I have followed the “Use the Index, Luke!” blog for a while. Today Marcus wrote that (I’ll paraphrase) MongoDB disgraces NoSQL the same way that MySQL disgraces SQL. I agree with a lot of this, actually, although I’m not sure I’d put it so strongly. People often like products for good reasons, and to think that legions of developers are stupid or ill-educated is suspect, in my opinion.
But that wasn’t what I meant to write about. I wanted to point out something about the blog post that’s a little outdated. He wrote, and this time I’ll quote, “MySQL is rather poor at joining because is only supports nested loops joins. Most other SQL database implement the hash join and sort/merge join algorithms too.”
It’s no longer true that MySQL doesn’t support these, and hasn’t been for a while, depending on which version of MySQL you look at. What’s slightly unfortunate, in my opinion, is that MySQL doesn’t call out in the documentation that they’re actually implemented. MySQL documentation talks about Multi-Range Read, Block Nested-Loop, and Batched Key Access join “optimizations.”
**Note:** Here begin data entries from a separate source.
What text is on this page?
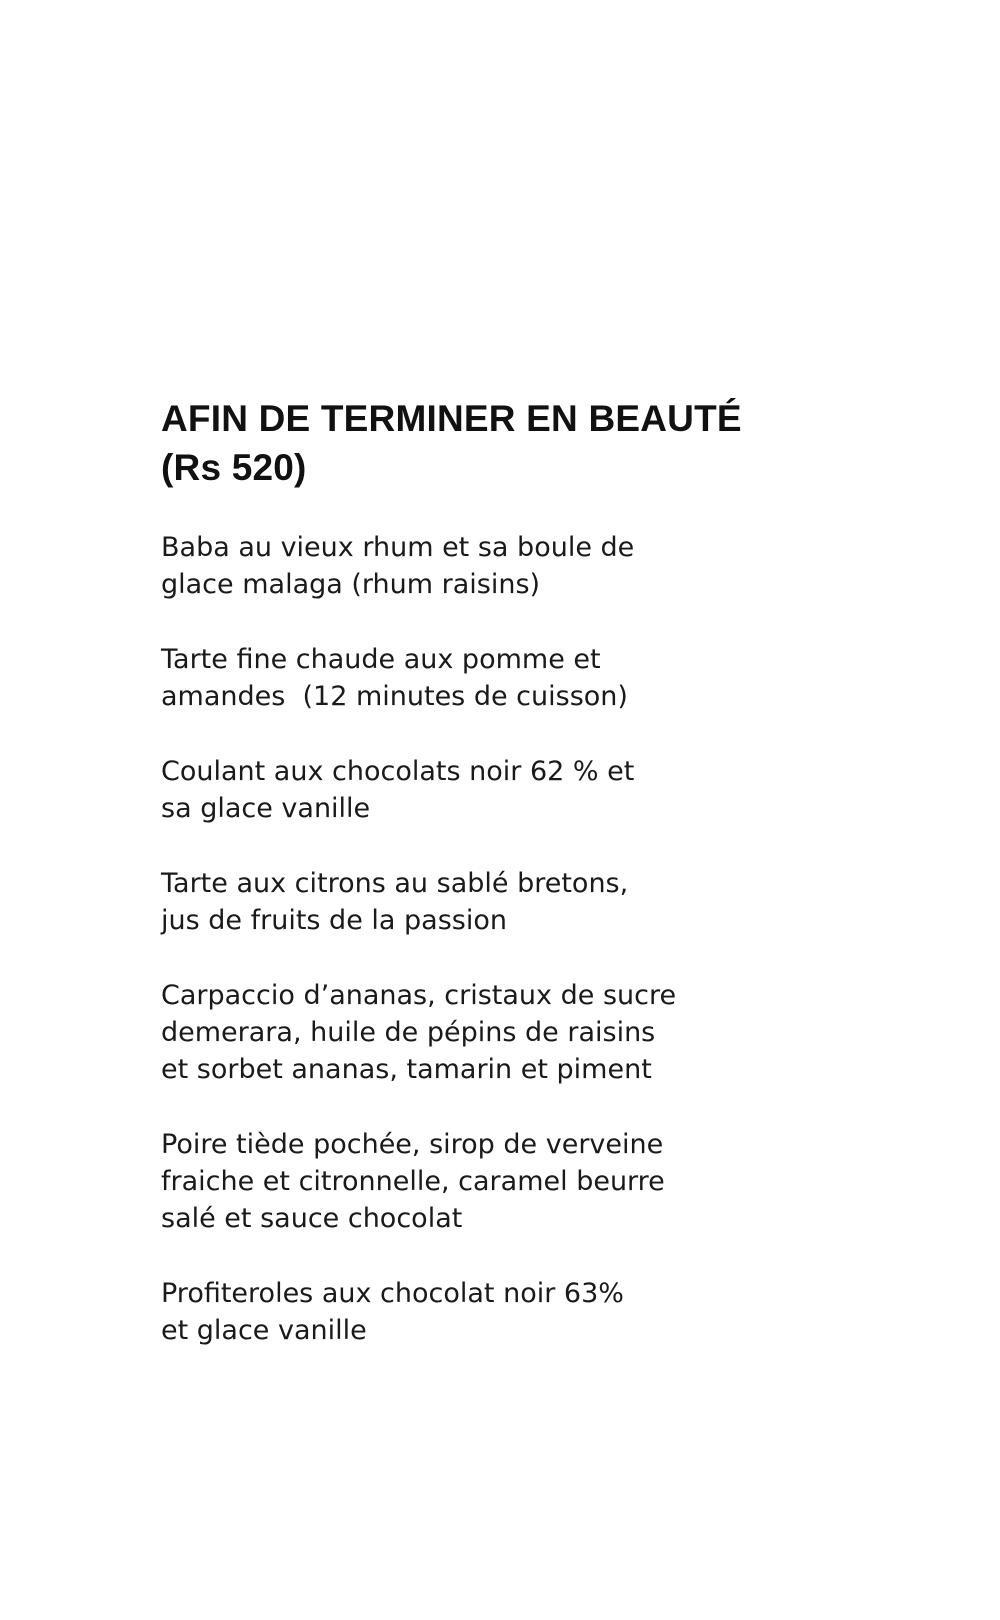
AFIN DE TERMINER EN BEAUTÉ
(Rs 520)
Baba au vieux rhum et sa boule de
glace malaga (rhum raisins)
Tarte fine chaude aux pomme et
amandes  (12 minutes de cuisson)
Coulant aux chocolats noir 62 % et
sa glace vanille
Tarte aux citrons au sablé bretons,
jus de fruits de la passion
Carpaccio d’ananas, cristaux de sucre
demerara, huile de pépins de raisins
et sorbet ananas, tamarin et piment
Poire tiède pochée, sirop de verveine
fraiche et citronnelle, caramel beurre
salé et sauce chocolat
Profiteroles aux chocolat noir 63%
et glace vanille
Functionally, these are closely related to combinations of hash and sort-merge join algorithms, and really represent mixtures of features from them combined in different ways, depending on the exact query. Most “sophisticated” RDBMSs also implement a lot of subtle variations — edge-case optimizations are really worthwhile. It is rarely as cut-and-dried as pure hash-join or sort-merge join. And in the end, there is always — always — iteration over rows to match them up, regardless of the data structure used, regardless of the RDBMS. MySQL happens to call these variations “nested loop join optimizations” and similar phrases, but that’s what they are in other RDBMSs too.
MySQL does very well on many types of joins for which sort-merge and hash-join algorithms are designed. See, for example, this blog post and this one and also this one on MariaDB’s further optimizations.
I think the MySQL documentation could help a little by calling things names that normal users understand. The names we see in the documentation are really reflective of how the optimizer internals gurus think about the algorithms, in my opinion. I think the names describe the implementation, not the end result. I’d suggest phrasing it differently for general consumption by the DBA public. Perhaps something like “sort-merge join implemented with a _____ algorithm.” Or perhaps — and I will admit I don’t keep the details fresh in my mind so I’m not the one to ask for the right answer — perhaps the algorithms MySQL uses really aren’t as related or comparable as I think they are, and a different type of explanation is in order. But I bet a lot of DBAs from SQL Server and Oracle Database backgrounds would find it helpful to have an explanation in familiar terms. (This concludes my free and probably unwanted advice to the MySQL docs team!)